Rallies fizzled in the energy complex last week after demand concerns were raised in crude oil and natural gas, while gold traders sat tight while continuing to assess the impact of the Fed’s policy changes following last week’s announcements. The weakness in crude oil is not a major concern because supply is getting tighter, however, with the start of injection season just right around the corner, natural gas bulls may have fired their last shot early last week. In gold, the narrative is bullish –lower Treasurys, weaker Dollar. This may have encouraged professional buyers to re-enter the market on the long side after liquidating positions for the last three weeks.

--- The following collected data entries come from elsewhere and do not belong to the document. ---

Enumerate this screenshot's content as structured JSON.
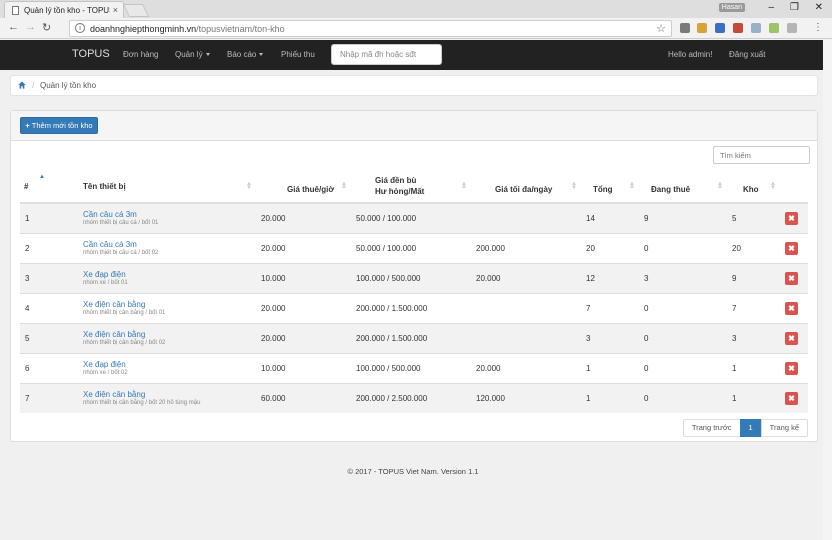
{
  "browser": {
    "tab_title": "Quản lý tồn kho - TOPUS",
    "tab_close": "×",
    "url_host": "doanhnghiepthongminh.vn",
    "url_path": "/topusvietnam/ton-kho",
    "user_chip": "Hasan",
    "info_symbol": "i",
    "star_symbol": "☆",
    "back_symbol": "←",
    "forward_symbol": "→",
    "reload_symbol": "↻",
    "menu_symbol": "⋮",
    "minimize_symbol": "–",
    "restore_symbol": "❐",
    "close_symbol": "✕"
  },
  "navbar": {
    "brand": "TOPUS",
    "items": [
      "Đơn hàng",
      "Quản lý",
      "Báo cáo",
      "Phiếu thu"
    ],
    "search_placeholder": "Nhập mã đh hoặc sđt",
    "greeting": "Hello admin!",
    "logout": "Đăng xuất"
  },
  "breadcrumb": {
    "separator": "/",
    "current": "Quản lý tồn kho"
  },
  "panel": {
    "add_icon": "+",
    "add_button": "Thêm mới tồn kho",
    "search_placeholder": "Tìm kiếm"
  },
  "table": {
    "headers": {
      "index": "#",
      "name": "Tên thiết bị",
      "rent": "Giá thuê/giờ",
      "comp_line1": "Giá đền bù",
      "comp_line2": "Hư hỏng/Mất",
      "maxday": "Giá tối đa/ngày",
      "total": "Tổng",
      "renting": "Đang thuê",
      "stock": "Kho"
    },
    "delete_symbol": "✖",
    "rows": [
      {
        "index": "1",
        "name": "Cần câu cá 3m",
        "sub": "nhóm thiết bị câu cá / bốt 01",
        "rent": "20.000",
        "comp": "50.000 / 100.000",
        "maxday": "",
        "total": "14",
        "renting": "9",
        "stock": "5"
      },
      {
        "index": "2",
        "name": "Cần câu cá 3m",
        "sub": "nhóm thiết bị câu cá / bốt 02",
        "rent": "20.000",
        "comp": "50.000 / 100.000",
        "maxday": "200.000",
        "total": "20",
        "renting": "0",
        "stock": "20"
      },
      {
        "index": "3",
        "name": "Xe đạp điện",
        "sub": "nhóm xe / bốt 01",
        "rent": "10.000",
        "comp": "100.000 / 500.000",
        "maxday": "20.000",
        "total": "12",
        "renting": "3",
        "stock": "9"
      },
      {
        "index": "4",
        "name": "Xe điện cân bằng",
        "sub": "nhóm thiết bị cân bằng / bốt 01",
        "rent": "20.000",
        "comp": "200.000 / 1.500.000",
        "maxday": "",
        "total": "7",
        "renting": "0",
        "stock": "7"
      },
      {
        "index": "5",
        "name": "Xe điện cân bằng",
        "sub": "nhóm thiết bị cân bằng / bốt 02",
        "rent": "20.000",
        "comp": "200.000 / 1.500.000",
        "maxday": "",
        "total": "3",
        "renting": "0",
        "stock": "3"
      },
      {
        "index": "6",
        "name": "Xe đạp điện",
        "sub": "nhóm xe / bốt 02",
        "rent": "10.000",
        "comp": "100.000 / 500.000",
        "maxday": "20.000",
        "total": "1",
        "renting": "0",
        "stock": "1"
      },
      {
        "index": "7",
        "name": "Xe điện cân bằng",
        "sub": "nhóm thiết bị cân bằng / bốt 20 hồ tùng mậu",
        "rent": "60.000",
        "comp": "200.000 / 2.500.000",
        "maxday": "120.000",
        "total": "1",
        "renting": "0",
        "stock": "1"
      }
    ]
  },
  "pagination": {
    "prev": "Trang trước",
    "current": "1",
    "next": "Trang kế"
  },
  "footer": "© 2017 - TOPUS Viet Nam. Version 1.1",
  "colors": {
    "primary": "#337ab7",
    "danger": "#d9534f",
    "navbar": "#222222"
  }
}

U.S. West Texas Intermediate and international-benchmark crude oil futures managed to eke out a small gain last week, but the price action on Friday suggests there is room for further downside pressure. The markets were able to overtake a key technical level on their way to a 4-month high, mostly on the back of the OPEC-led supply cuts and talk of extending the plan to cut production, trim the global supply and stabilize prices. However, these gains were erased when concerns about demand were brought to the forefront on Friday.
Although buyers were able to produce a new multi-month high, WTI and Brent crude oil settled lower 3 out of five sessions. This suggests the selling may be getting stronger, or the buying weaker.
Fundamentally, creeping into the minds of traders were concerns over demand due to worries over the slowing U.S. and global economies. The Fed contributed to the worries over domestic demand when they slashed their growth forecast and hinted the economy wasn’t strong enough to withstand any more rate hikes this year.
Further concerns over demand were raised when reports showed manufacturers in Europe, Japan and the United States suffered in March as surveys showed trade tensions had impacted factory output.
May WTI crude oil settled the week at $59.04, up $0.22 or +0.37%.
After a spike to the upside earlier in the week failed to attract enough speculative buyers to continue the move, natural gas futures tanked as traders started to price in weak demand over the near-term. NatGasWeather said, “A warm break is still expected across the Great Lakes and East” late in the upcoming week and into the weekend. Here the data has been “milder trending with highs of 60s to near 70 degrees, resulting in national demand dropping below normal.”
NatGasWeather went on to say, “It remains active across the western and central U.S. with areas of showers, but relatively mild with highs of 40s to 60s. The southern U.S. will be exceptionally comfortable into the foreseeable future with highs of upper 60s to 80s for very light demand.”
May natural gas settled the week at $2.767, down $0.035 or -1.25%.
Gold finished higher last week, but the response to the dovish Federal Reserve monetary policy decisions was weak. Gold also showed a disappointing response to the weak economic data from the Euro Zone on Friday that exacerbated fears of a global slowdown. The price action doesn’t suggest that sellers are stopping the market from rallying, but it could be indicating the lack of buyers.
At mid-week, gold received a boost after the Fed brought its three-year drive to tighten monetary policy to an abrupt end, abandoning projections for any interest rate hikes this year. An Friday, gold was bid after economic surveys showed business across the Euro Zone performed much worse than in March as factory activity contracted at the fastest pace in nearly six years, hurt by a big drop in demand.
After weeks of liquidation, professional money managers may have started to return to the long-side of the gold market. According to the latest government data, gold speculators lifted their bullish bets after three down weeks.
For the week, June Comex gold finished at $1318.70, up $9.80 or +0.75%.